The discussion focused on the need for intentional efforts to develop leaders at every level of the education system to accelerate progress in achieving the UN’s Sustainable Development Goal 4 (SDG4) on equitable and inclusive education for all by 2030. The focus of the discussion came shortly after the release of the Education Commission’s “Learning Generation” report, which recommends strengthening and diversifying the education workforce and the development of leadership.
In her remarks, Wendy shared that the need for focused efforts to cultivate the next generation of school and system leaders, as well as public sector and civil society leaders, is a concept that hasn’t yet gained much traction in the global education realm—but with the recommendation in the Education Commission report, an avenue for the concept to take shape on a global stage had been provided.

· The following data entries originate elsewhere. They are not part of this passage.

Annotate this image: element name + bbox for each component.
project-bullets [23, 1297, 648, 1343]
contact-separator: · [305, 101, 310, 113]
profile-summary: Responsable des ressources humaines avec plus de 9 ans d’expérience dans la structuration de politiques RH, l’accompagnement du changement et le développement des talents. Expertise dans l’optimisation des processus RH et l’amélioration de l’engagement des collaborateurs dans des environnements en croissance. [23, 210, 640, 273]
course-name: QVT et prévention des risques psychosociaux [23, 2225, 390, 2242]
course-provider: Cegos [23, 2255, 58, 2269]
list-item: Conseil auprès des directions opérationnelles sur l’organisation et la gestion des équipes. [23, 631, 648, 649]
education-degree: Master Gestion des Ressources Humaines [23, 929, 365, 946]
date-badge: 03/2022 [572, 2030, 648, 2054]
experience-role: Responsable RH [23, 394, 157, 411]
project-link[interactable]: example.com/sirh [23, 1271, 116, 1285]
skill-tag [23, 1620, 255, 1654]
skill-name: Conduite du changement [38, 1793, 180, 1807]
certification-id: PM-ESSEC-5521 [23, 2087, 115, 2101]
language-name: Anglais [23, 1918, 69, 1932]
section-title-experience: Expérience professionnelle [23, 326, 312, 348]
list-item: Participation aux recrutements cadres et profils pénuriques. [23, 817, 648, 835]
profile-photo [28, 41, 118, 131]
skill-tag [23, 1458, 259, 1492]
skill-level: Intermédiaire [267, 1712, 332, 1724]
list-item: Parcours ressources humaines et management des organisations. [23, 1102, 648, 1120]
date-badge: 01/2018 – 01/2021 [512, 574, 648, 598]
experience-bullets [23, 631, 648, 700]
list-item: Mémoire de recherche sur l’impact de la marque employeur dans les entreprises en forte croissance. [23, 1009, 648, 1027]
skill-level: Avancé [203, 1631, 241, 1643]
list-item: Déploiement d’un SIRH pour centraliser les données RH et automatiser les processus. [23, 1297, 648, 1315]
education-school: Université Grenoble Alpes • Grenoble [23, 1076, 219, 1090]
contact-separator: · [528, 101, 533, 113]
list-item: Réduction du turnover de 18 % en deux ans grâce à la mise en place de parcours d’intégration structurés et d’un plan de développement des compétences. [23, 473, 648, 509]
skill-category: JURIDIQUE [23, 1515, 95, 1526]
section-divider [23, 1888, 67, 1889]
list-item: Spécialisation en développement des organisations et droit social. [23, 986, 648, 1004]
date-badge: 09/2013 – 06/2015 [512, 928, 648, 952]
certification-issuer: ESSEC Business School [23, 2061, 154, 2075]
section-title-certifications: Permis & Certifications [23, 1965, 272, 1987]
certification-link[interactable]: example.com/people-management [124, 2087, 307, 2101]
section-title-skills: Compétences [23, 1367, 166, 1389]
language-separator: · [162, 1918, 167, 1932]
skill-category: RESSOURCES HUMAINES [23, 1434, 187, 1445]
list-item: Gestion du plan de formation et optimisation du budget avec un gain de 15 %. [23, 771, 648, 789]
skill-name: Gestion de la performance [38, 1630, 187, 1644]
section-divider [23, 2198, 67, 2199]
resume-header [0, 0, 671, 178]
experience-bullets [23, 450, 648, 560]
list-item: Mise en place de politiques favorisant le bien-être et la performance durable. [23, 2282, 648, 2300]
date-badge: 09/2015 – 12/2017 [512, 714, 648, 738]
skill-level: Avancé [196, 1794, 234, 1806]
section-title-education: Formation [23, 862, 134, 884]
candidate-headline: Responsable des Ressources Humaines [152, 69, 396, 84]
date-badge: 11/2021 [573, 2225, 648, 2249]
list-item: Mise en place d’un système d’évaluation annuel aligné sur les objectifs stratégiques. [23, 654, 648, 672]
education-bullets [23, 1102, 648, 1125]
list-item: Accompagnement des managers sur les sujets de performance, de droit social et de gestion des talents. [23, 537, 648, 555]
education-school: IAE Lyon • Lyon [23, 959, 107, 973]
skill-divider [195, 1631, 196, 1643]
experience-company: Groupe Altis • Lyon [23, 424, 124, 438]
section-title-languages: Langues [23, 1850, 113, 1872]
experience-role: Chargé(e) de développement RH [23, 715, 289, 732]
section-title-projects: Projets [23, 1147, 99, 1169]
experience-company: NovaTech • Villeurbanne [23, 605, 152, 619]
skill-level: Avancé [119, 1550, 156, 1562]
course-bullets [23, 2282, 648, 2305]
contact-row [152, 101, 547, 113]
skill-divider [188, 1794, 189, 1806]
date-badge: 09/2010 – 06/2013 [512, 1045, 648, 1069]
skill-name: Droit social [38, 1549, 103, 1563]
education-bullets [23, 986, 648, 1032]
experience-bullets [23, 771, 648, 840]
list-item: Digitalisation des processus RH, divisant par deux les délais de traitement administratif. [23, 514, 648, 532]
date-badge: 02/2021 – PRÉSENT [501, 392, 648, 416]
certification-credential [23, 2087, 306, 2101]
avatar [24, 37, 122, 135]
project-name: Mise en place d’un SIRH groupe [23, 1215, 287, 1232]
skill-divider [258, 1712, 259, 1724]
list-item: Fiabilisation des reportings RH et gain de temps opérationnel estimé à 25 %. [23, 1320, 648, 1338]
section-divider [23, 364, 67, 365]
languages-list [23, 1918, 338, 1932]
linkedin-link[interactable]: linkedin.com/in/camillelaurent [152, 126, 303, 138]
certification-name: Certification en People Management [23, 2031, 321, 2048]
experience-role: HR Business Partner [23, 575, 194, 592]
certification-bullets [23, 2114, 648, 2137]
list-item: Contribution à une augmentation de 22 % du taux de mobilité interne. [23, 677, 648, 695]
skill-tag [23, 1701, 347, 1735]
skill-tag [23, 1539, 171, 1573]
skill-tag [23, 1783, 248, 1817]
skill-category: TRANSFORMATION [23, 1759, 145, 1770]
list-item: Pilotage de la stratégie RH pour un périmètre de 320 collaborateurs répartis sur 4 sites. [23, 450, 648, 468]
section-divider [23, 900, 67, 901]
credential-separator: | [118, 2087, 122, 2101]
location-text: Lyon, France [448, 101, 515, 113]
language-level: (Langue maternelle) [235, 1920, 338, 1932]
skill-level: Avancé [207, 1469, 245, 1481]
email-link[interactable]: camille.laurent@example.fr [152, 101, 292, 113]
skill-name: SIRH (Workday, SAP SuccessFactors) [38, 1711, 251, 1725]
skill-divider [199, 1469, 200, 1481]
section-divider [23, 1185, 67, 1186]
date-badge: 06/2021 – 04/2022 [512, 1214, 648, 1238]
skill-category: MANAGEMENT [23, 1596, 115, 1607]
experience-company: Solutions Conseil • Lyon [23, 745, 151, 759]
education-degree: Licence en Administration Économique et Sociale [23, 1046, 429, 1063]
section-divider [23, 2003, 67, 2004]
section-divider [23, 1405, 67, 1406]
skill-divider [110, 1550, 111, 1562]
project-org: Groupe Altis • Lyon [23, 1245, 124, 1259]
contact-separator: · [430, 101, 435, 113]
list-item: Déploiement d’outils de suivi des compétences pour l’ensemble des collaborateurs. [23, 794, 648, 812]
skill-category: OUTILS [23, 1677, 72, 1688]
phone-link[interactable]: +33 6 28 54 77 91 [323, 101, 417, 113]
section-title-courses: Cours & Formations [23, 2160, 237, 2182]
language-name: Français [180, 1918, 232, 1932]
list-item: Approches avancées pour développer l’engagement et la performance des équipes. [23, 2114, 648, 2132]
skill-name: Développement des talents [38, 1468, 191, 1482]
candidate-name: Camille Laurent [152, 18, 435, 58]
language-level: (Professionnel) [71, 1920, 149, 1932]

Shisir offered a vision of what could happen if young people were motivated to go back and work in their communities. “In the last few years, we have seen that it is possible,” he said. “If you ask a typical Teach For Nepal Fellow’s classroom what they want to be when they grow up, 50% will say Teach For Nepal teachers. In about five years, the Teach For Nepal Fellows we recruit will come from these communities.”
Rebecca Winthrop echoed the importance of developing locally-rooted leadership in effecting sustainable change. “You need local leadership—you need people on the ground that know the issues and know the path forward, and you need to empower them,” she reflected on her experience working to improve girls’ education. “You need a network; it’s not enough to do a drop in the bucket program (one-time program). What [programs] need is support, financing, and a network.”
Reflecting on her work throughout Latin America, Emiliana Vegas commented that meaningful progress occurs when civil society becomes invested and engaged in education, rather than governments pushing reforms largely on their own. Luis Benveniste, a leading expert on education systems, noted that existing research shows leadership matters, but more is required to deepen our understanding of how and why it has an impact.
The Civil Society Policy Forum (CSPF) provides an open space for Civil Society Organizations (CSOs) to dialogue and exchange views with World Bank Group and IMF staff, their peers, government delegations, and other stakeholders on a wide range of topics.